O genérico é logo muito atmosférico: atravessado por nuvens, seguido de chuva torrencial. Depois, em terra e solo húmido, vemos, de perto, um soberbo lagarto que ronda uma gare onde se encontra um avião de carga. Um homem da tripulação observa a chuva, cruza com outro, um dos passageiros fica em grande plano, e descobre-se um pequeno espaço interior de atendimento onde se espera. Os movimentos de câmara são perfeitos e fazem-nos exactamente “descobrir” décors e personagens num irrepreensível movimento articulado, coreografado num andamento bem medido, reflexo dum trabalho de mise en scène de qualidade superior. Outro passageiro chega de carro e, como ninguém fala, ficamos presos à precisão dos gestos, à troca de olhares, ao papel escrito ‘’2 passageiros’’; a uma maleta agarrada ao peito, ao brilho da chuva no pavimento, à asa gigante do avião…
Tudo o que vemos capta-se, o que ouvimos também, o som da chuva, o ribombar dos trovões. O que não há é palavras e são desnecessárias porque a imagem já as tem na sua elevada capacidade narrativa. No interior do avião, que sai do Peru para o Panamá, há galinhas, e pintainhos ruidosos que se acrescentam ao ambiente sonoro, mais grandes planos de cada um dos passageiros que ficam mais próximos um do outro, e do espectador. Um pintainho perdido no chão é recolhido, o silêncio, de palavras, continua, para ficar mais presente todo o volume sonoro das coisas.

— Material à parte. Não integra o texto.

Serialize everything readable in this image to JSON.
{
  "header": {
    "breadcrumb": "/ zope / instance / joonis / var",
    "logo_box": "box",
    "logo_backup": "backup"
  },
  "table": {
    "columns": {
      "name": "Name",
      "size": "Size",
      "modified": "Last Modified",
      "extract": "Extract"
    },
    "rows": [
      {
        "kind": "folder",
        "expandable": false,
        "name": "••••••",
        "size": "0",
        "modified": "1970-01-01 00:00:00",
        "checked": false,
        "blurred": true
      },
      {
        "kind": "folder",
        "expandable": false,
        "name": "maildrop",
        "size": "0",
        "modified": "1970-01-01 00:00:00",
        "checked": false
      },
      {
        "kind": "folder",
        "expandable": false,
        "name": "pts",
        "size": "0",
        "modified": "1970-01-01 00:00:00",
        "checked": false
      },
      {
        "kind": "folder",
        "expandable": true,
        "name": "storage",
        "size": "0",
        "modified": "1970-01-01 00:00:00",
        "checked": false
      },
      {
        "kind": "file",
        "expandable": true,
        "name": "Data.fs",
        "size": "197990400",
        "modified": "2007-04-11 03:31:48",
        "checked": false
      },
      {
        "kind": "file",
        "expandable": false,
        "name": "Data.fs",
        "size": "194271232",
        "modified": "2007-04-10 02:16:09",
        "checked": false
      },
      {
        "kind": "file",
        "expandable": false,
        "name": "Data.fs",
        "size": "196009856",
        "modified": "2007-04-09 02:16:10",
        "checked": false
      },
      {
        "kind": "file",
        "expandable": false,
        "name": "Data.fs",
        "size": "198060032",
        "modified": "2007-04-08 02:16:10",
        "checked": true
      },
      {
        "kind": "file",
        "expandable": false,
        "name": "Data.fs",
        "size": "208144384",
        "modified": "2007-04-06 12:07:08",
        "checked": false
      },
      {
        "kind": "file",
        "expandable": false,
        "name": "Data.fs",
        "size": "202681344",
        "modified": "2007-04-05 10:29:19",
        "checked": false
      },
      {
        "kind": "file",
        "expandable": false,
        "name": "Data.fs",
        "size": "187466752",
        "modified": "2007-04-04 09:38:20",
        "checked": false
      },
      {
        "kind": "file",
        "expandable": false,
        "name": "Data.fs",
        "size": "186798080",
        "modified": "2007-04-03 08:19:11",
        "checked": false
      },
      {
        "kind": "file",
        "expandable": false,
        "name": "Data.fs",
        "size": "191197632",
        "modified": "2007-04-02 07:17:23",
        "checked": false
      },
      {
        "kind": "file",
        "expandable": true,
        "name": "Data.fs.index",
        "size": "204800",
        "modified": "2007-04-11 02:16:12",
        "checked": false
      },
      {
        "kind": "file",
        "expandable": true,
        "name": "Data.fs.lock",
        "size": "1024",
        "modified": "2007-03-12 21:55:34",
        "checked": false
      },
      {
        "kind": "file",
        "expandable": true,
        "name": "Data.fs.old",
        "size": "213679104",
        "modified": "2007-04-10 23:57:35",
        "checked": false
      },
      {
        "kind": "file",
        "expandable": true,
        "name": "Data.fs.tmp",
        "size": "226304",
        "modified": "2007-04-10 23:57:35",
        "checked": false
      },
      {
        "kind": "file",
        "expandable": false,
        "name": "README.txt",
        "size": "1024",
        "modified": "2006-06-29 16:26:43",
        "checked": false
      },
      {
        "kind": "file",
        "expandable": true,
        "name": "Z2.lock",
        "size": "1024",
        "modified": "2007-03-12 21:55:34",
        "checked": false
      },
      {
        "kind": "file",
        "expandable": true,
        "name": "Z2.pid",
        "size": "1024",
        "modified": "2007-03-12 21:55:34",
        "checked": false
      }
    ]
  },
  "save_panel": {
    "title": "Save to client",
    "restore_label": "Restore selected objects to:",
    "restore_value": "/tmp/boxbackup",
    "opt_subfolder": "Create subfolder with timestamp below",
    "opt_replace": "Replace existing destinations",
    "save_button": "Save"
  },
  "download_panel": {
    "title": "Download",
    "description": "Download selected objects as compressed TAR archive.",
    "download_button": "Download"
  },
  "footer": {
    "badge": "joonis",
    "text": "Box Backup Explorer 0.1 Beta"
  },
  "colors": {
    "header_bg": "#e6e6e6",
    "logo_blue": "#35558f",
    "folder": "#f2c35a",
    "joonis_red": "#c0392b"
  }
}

Quando a câmara deixa os passageiros e se desloca à cabine do piloto, irrompe um alarme: um dos homens saltou do avião. Foram cerca de 5.30 minutos sem falas, a partir daqui o filme segue o seu caminho natural de meio policial, bem apetrechado de componentes que se apoiam num sistema que se vai prendendo com os ganchos próprios de uma teia policial-noir.
No Panamá, o caso do homem desaparecido durante o voo interessa à polícia secreta, num primeiro tempo, e passa a interessar depois a muita gente, não o homem, propriamente, mas um mapa que ele transportava. Dan Hammer, (Pat O’Brien), detective na Zenith Services, ver-se-á duplamente contratado pelo ‘’outro’’ passageiro, Charles Hasso (Marc Krah), para seu guarda-costas, e por um executivo ganancioso de uma companhia petrolífera Walter Gredson (Jerome Cowan), que por sua vez tem uma namorada cantora, Maxine (Anne Jeffreys), que foi incumbida de vigiar Hammer e vai cair de amores por ele. Um falso turista, o volumoso Eric Molinar (o fabuloso actor “mauzão” Walter Slezak), e o seu gangue juntam-se a este grupo de interesses. A procura do mapa precioso que tem a localização de poços de petróleo vai ser o leitmotiv central da intriga.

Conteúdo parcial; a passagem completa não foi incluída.